Blindados a la compasión
Matar a un semejante es más fácil (o resulta menos complicado) una vez que previamente se le ha arrebatado toda condición humana. Convertido el adversario político en "enemigo de Euskal Herria" y reducido sucesivamente a la categoría de entidad opresora, posible objetivo y diana, el asesinato final de un conciudadano, de un vecino quizás, apenas conmueve en el núcleo social en el que se soportan y regeneran ETA y sus organizaciones satélites. Al menos, no lo suficiente para cuestionar de forma radical el uso político de la violencia en sus diversas gradaciones.La extrema ideologización de esta comunidad del rechazo ha construido a su alrededor un blindaje contra el sufrimiento ajeno. Sus miembros subliman el padecimiento de los suyos, convirtiendo el alejamiento de los presos de ETA de sus familiares en una suerte de suprema tortura. Sin embargo, se muestran metálicamente insensibles al dolor que pueda sentir, por ejemplo, una esposa o un hijo cuyo marido o padre ha sido asesinado por el simple hecho de pensar diferente. Los responsables de HB archivan sus condolencias con la frialdad de un expediente burocrático; la víctima, previamente cosificada, una vez muerta pasa a ser una consecuencia del "conflicto político", una especie de subproducto fatal del mismo.
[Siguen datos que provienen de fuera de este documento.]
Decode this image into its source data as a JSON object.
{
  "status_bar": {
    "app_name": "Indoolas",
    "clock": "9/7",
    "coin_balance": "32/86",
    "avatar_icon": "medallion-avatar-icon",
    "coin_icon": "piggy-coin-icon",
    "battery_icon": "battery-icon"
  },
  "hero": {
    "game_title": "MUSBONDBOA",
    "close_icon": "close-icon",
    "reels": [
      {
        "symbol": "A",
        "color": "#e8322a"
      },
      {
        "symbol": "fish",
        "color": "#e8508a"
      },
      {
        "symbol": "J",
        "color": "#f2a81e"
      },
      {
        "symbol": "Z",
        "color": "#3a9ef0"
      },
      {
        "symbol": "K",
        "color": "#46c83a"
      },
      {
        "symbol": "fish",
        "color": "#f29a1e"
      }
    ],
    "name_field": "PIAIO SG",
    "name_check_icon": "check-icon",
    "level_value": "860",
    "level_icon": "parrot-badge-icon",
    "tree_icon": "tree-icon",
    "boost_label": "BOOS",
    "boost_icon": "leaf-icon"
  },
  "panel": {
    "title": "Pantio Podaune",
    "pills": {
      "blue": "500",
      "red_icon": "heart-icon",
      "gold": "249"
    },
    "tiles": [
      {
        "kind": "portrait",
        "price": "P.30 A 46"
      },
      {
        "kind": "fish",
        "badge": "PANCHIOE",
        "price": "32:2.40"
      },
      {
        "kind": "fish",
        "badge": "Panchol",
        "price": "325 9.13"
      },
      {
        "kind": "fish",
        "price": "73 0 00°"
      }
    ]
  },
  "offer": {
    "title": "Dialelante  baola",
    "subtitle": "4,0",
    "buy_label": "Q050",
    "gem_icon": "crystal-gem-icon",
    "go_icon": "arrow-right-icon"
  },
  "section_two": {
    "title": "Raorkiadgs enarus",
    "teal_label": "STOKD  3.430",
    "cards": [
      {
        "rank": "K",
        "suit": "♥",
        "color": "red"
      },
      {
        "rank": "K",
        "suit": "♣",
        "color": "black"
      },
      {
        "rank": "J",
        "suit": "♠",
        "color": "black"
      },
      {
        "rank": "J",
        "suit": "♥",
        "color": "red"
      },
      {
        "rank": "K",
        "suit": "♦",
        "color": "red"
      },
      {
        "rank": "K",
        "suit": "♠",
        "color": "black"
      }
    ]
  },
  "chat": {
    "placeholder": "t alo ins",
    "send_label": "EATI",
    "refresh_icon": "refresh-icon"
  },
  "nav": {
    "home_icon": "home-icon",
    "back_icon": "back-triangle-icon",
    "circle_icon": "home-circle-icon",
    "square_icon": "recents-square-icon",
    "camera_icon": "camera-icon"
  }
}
Pero en la medida que se ha extendido el abanico de las víctimas posibles, se ha endurecido su coraza contra la compasión. El relato estremecedor de las llamadas anónimas relatadas ayer por la viuda de Jesús María Pedrosa ha estado precedida en Euskadi por otras historias de la infamia en las que al crimen se ha sumado el oprobio, y al tiro en la nuca se ha añadido otro balazo dirigido a la memoria de la víctima y al centro del dolor de sus familiares y compañeros. Sucedió en el caso de Gregorio Ordóñez. No contentos con que sus mayores lo hubieran matado, jóvenes alegres y combativos asaltaron y profanaron en varias ocasiones la tumba del concejal del PP en el cementerio de San Sebastián. Quizá eran los mismos que ante las concentraciones pacifistas contra el secuestro del empresario José María Aldaya gritaban "Aldaya, paga y calla" y, desde luego, compartían el fanatismo y la idiocia moral del que escribió en Andoain "Lacalle, jódete" el mismo día en que enterraban al veterano luchador antifranquista José Luis López de Lacalle. A la misma camada pertenecen quienes han querido hurgar en la congoja de la familia del concejal de Durango con llamadas insultantes al asesinado. Posiblemente los autores eran vecinos o conocidos de la víctima. "Jesús Mari, ya estás muerto", "Jesús Mari, hijo de puta", han escupido. No han utilizado el apellido, que denotaría distancia incluso a la hora de odiar.
A lo mejor alguno de ellos fue quien vigiló los pasos de Pedrosa y trasladó los datos a la organización, el informador, ese personaje viscoso y siniestro (ni siquiera trágico) del auto de fe en que los violentos quieren convertir el País Vasco. O igual era el mismo que señaló la víctima al pistolero. Pero lo seguro es que les falta la suficiente compasión como para considerarlos humanos.